Looking at you, guys who said Bielema should be fired after the Nebraska game.
Then suddenly, it clicked, Kyle Costigan got the offensive line working and Montee Ball was back and healthy. Badger football was fun! Joel Stave was an American Hero, and Jared Abbrederis was hotter than a ghost chili pepper. Illinois, Purdue, and Minnesota? Those are the first parts of Act 2.
But Ricky Wagner got hurt. And like any good villain, Michigan State closed in. No need to go into the result of the game. But with Stave gone, there's now a pervasive sense of all being lost for this season. We are at the end of act two.
Obviously, this isn't a movie, Nathan Fillion isn't our brotastic head coach, and one of those CW Actors isn't Joel Stave. But like Abed from Community, one can divine the future of televised sporting events from looking through the past.
And while we're on the edge of disaster, suddenly Indiana has a chance to come in and be the sniveling secondary villain and pick from the carcass that the broken Badgers currently represent. But you know how that usually works. The villain goes into a boring speech, the hero improvises a way out, and all of the sudden? Boom. We've got us a win over Indiana, as we footbally manage to stab them with a chair leg.
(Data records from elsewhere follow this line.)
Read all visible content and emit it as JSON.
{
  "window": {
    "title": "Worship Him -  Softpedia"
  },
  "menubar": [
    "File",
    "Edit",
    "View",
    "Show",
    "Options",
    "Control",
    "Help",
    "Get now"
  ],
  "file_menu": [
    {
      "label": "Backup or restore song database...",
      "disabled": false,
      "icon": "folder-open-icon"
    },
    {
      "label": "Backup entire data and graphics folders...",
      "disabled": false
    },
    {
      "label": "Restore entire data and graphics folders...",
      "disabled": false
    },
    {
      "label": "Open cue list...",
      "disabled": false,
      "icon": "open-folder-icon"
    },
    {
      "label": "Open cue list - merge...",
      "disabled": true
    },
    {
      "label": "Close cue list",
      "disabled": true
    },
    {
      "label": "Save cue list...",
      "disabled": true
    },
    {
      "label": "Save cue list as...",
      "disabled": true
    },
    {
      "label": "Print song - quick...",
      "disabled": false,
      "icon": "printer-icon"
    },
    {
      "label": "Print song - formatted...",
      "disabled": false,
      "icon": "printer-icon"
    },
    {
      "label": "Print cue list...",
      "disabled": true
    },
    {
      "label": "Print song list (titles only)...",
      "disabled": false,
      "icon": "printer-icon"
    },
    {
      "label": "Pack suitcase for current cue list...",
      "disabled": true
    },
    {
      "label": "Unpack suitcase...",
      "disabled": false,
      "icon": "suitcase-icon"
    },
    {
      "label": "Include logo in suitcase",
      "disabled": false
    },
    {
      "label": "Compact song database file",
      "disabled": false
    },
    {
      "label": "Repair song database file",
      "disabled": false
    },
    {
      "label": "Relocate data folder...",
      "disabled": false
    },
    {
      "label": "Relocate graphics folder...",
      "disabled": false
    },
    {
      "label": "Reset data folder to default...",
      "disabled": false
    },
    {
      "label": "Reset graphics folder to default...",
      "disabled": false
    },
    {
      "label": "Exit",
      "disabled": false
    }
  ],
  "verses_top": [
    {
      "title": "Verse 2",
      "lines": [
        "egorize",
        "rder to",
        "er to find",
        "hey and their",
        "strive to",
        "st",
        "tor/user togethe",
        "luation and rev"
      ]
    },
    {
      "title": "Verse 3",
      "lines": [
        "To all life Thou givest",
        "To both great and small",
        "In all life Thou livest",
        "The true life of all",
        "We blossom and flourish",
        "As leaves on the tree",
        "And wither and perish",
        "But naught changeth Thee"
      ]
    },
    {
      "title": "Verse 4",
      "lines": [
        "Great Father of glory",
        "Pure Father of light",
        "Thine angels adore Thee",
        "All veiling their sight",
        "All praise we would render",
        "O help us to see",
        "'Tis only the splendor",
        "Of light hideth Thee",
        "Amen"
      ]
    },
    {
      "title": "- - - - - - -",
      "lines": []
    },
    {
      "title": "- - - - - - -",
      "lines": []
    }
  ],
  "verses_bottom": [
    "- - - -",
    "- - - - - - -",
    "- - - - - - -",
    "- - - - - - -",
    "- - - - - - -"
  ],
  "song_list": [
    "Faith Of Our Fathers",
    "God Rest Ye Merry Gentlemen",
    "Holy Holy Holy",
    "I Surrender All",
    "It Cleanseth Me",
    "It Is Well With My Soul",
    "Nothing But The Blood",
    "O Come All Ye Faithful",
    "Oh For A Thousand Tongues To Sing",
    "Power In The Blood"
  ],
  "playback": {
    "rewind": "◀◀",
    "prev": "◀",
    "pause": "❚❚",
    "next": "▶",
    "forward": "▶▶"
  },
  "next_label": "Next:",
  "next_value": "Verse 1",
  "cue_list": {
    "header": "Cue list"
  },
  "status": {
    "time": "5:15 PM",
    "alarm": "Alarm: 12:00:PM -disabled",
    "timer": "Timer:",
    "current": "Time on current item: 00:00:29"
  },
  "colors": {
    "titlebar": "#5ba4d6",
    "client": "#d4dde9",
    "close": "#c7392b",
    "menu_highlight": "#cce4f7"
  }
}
Then it's time to storm the castle. Ohio State, likely still unbeaten, likely in the top 5 in the only poll that will have them, comes to Madison for a night game. Strange and wonderful things happen when the Buckeyes have to come to Madison. Schabert to Evans, 31-19. Heck, Terrelle Pryor even had a comeback of note against the Badgers in the disaster in 2008. This is not where the season ends with disaster.
Penn State would be a loss though. There has to be a twist to the redemption of the heroes. And in a no stakes game between the Badgers and the Nittany Lions, Bill O'Brien gets revenge for a few no holds barred beatdowns over the past couple of seasons. It happens, the Badgers are 8-4. Going to the B1G Title game.
Then? Nebraska. The team that not for a confluence of small problems, we would have beaten in Lincoln. They've got their mean on. They'll be rolling. No one will think that the Badgers can win. In fact, they're down 21-3 at halftime. But then there's a rousing halftime speech, the Badgers come out with a new vigor and determination. And they get their own furious rally behind the arm of Danny O'Brien to win the Big Ten, and add another trip to the Rose Bowl to the program.
There's the movie of the Badgers season. Complete with requisite happy ending, And if you're wondering what happens to the Badgers in the Rose Bowl?
Can I interest you in a discussion of a character getting a bridge dropped on them?
Because Oregon wins. It gets kind of boring. Ruins the analogy.